What is Supabase anon key?

Updated

Supabase's public API key designed for client-side use. Carries no privilege beyond what RLS policies grant to the `anon` role. Safe to ship in your client bundle — by design.

Full explanation

Supabase issues an anon key per project, intended for use in browser code. The key authenticates the request as 'anonymous' role; what the request can read or write is determined by your RLS policies + role grants. The anon key is meant to be public — it ships in the client bundle where every visitor can read it, and that is the design. The risk is not the anon key itself; it is over-broad RLS policies or anon-role grants that make the anon key more powerful than intended.

Example

createClient(SUPABASE_URL, NEXT_PUBLIC_SUPABASE_ANON_KEY) in client code is correct. The anon key authenticates the request; RLS policies enforce what data the anonymous user can read. If RLS is missing or the anon role has been granted excess privileges, the anon key becomes an attack surface — but the fix is the policies, not the key.

Related

FAQ

Can I treat the anon key as a secret to be rotated?

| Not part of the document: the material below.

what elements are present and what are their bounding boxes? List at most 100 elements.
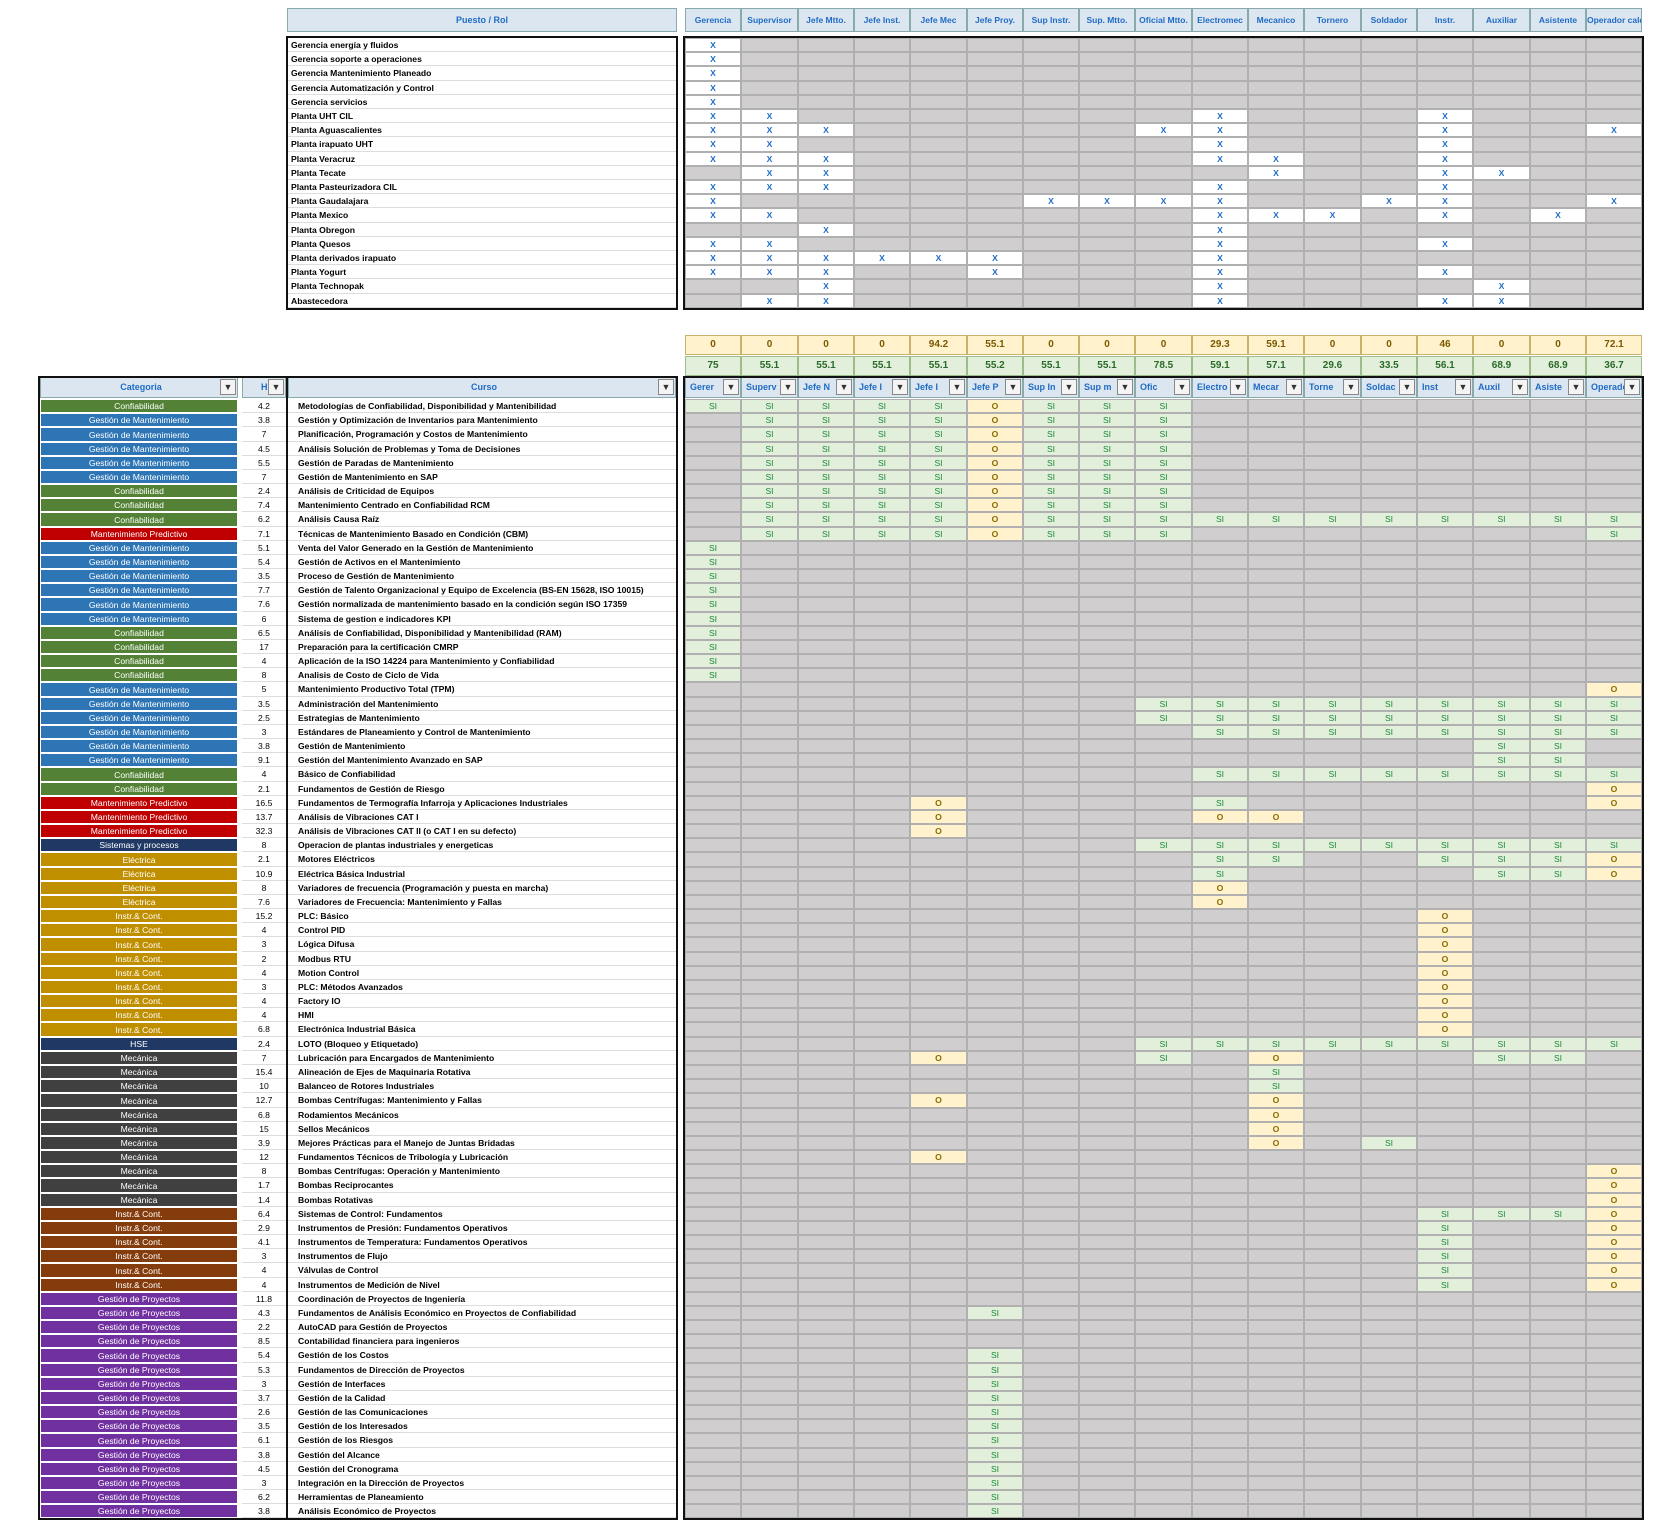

No — the anon key is public by design. Rotating it requires updating every deployed client, breaks all in-flight sessions, and does not improve security if RLS is correct. If your anon key feels like it needs rotation, the problem is over-permissive RLS, not the key itself.

What's the difference between anon and authenticated roles?

anon = unauthenticated requests (visitor not logged in). authenticated = requests with a valid JWT in the Authorization header (logged-in user). RLS policies typically grant authenticated users access to their own rows; anon should rarely be granted SELECT on user data.